No matter how many disks you have, you can only survive one disk failure. This doesn't seem like a big deal as failures aren't very common and you're unlikely to experience two at the same time, but rebuilding arrays can be very intensive on your drives – you're basically reading every bit of data from each, at the time that they are the most vulnerable. So if one of these goes, it is more likely that another drive will also fail.
RAID 5 should be your favorite option if you have three disks, since RAID 1 would be a waste of space. If you have 4 drives this is probably still the best option, but the other two options on this list are available to you too.
RAID 6 is like RAID 5, except that the "parity disk" is mirrored. This allows your array to survive two drive failures. However, the writing performance is worse at
n - 2 and you will of course have less space.
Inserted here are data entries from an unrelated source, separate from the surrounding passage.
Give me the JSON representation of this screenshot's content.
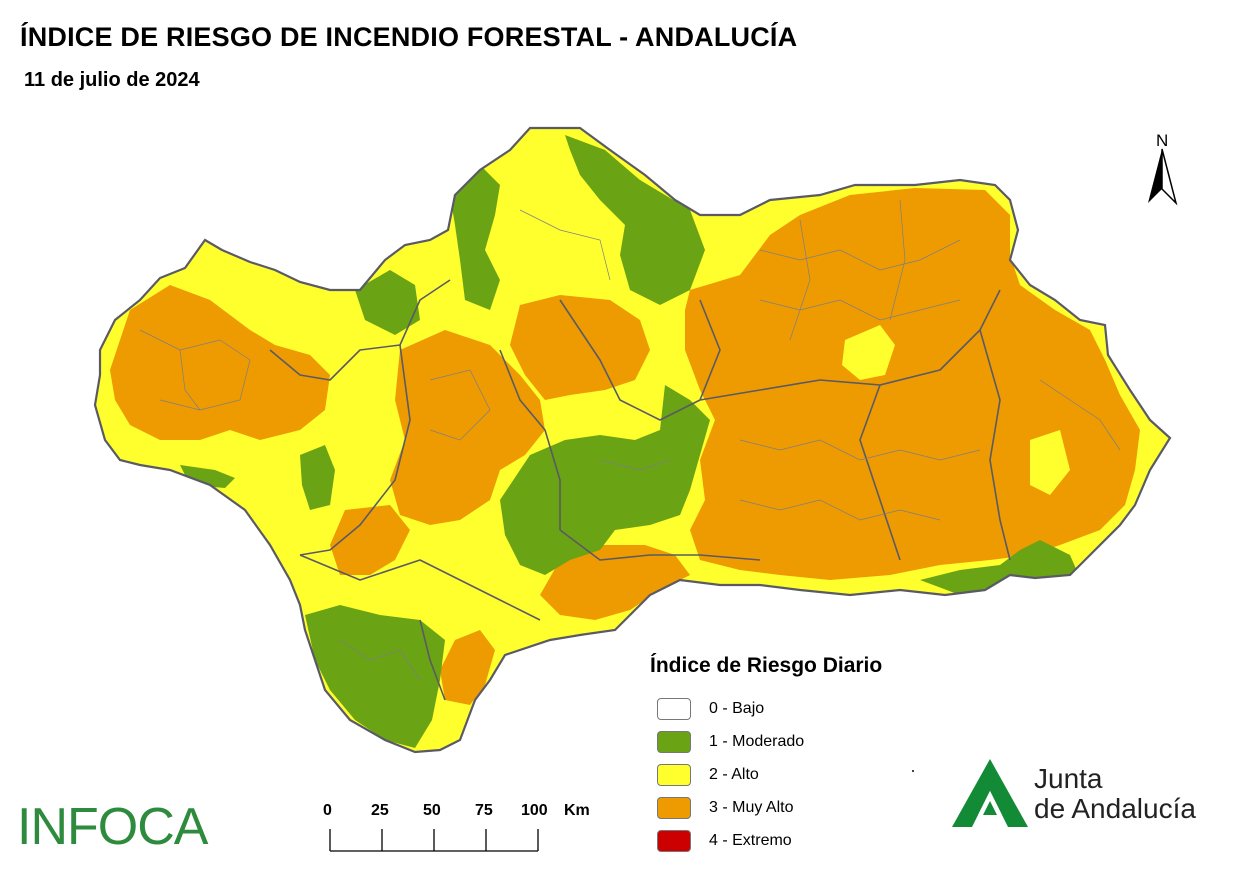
{
  "title": "ÍNDICE DE RIESGO DE INCENDIO FORESTAL - ANDALUCÍA",
  "date": "11 de julio de 2024",
  "north_label": "N",
  "legend": {
    "title": "Índice de Riesgo Diario",
    "items": [
      {
        "label": "0 - Bajo",
        "color": "#ffffff"
      },
      {
        "label": "1 - Moderado",
        "color": "#6aa313"
      },
      {
        "label": "2 - Alto",
        "color": "#ffff2e"
      },
      {
        "label": "3 - Muy Alto",
        "color": "#ed9b00"
      },
      {
        "label": "4 - Extremo",
        "color": "#cc0000"
      }
    ]
  },
  "scale": {
    "ticks": [
      "0",
      "25",
      "50",
      "75",
      "100"
    ],
    "unit": "Km"
  },
  "logos": {
    "infoca": "INFOCA",
    "junta_line1": "Junta",
    "junta_line2": "de Andalucía"
  },
  "colors": {
    "border": "#5a5a66",
    "brand_green": "#2e8b3e"
  }
}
Not much can be said about it. If you have a large number of disks (6, 8 or more), consider RAID 6 because of the extra redundancy. Only RAID 6 meets the first part of the 3-2-1 backup strategy: keep at least three copies of your data, with two backups on different media, at least one of which is in a different location. RAID 6 can survive two disk failures, making it functionally the same as RAID 1 with three disks (minus rebuild times).
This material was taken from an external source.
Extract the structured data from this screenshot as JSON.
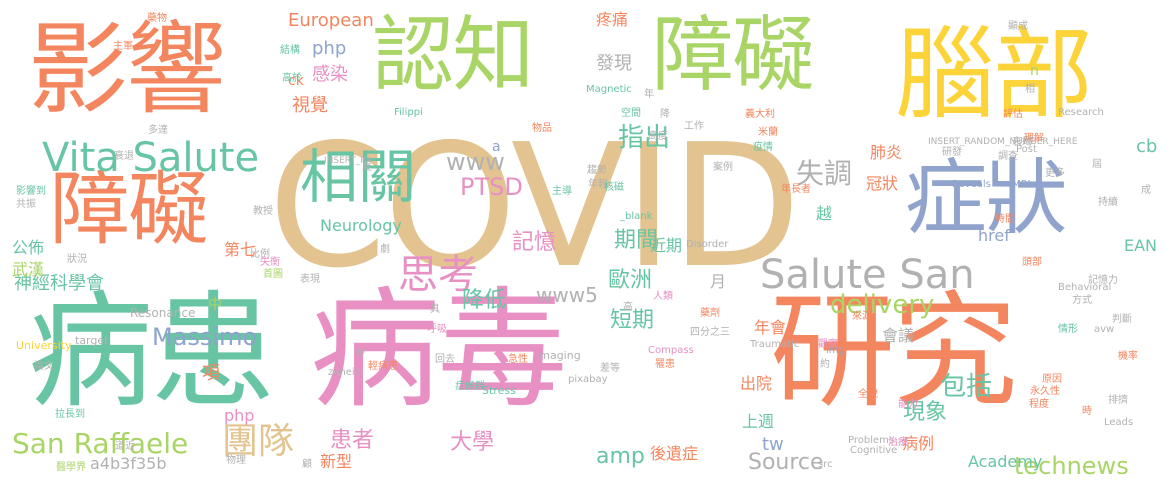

In practice, RAID 6 will almost never experience a total array error, especially if you add more parity disks to the equation. This, combined with backups and copies in other data centers, is the way archival services like AWS Glacier and Backblaze achieve 99.999999999% durability.
RAID 10 (1 + 0)
RAID 10 is technically a form of Nested RAID, which is also a complex whole. Basically, if you have four drives and don't want to use RAID 5 or 6, your only other options are RAID 0 and 1, both of which have their problems. Instead, split those drives in two, create two RAID 1 arrays and take those arrays and use them to create one large RAID 0 array. RAID 10 requires a minimum of four disks and also requires an even number of disks in total.
This gives you all the benefits of RAID 1 and RAID 0 without many drawbacks – fast readable speeds, fast write speeds, high redundancy and easy rebuild, while still being able to save half the total space of all your drives use. RAID 10 is actually more resilient than RAID 1. In the above diagram, disk 1 and disk 3 can fail and the array can still be completely rebuilt (although if both disk 0 and disk 1 fail, that array is irreparable)
RAID 10 is a common RAID level for servers. It is very fast and can survive at least one disk failure. The only real issue is the price as you still pay double to keep copies of all your data, but for general workloads RAID 10 beats almost any other RAID configuration for speed and only loses for RAID 0 for throughput.  RAID 50/60
RAID 50/60 is basically two RAID 5 or 6 arrays in RAID 0. This improves performance, just like RAID 10, the main improvement being the writing performance, since reading the other disks when calculating the parity is faster.
It requires at least six disks (eight in the case of RAID 60), and since there are separate RAID 5 arrays, you need additional parity drives, making it less space-saving, but slightly more resilient. Overall, RAID 50 is in fact a more performant version of RAID 5.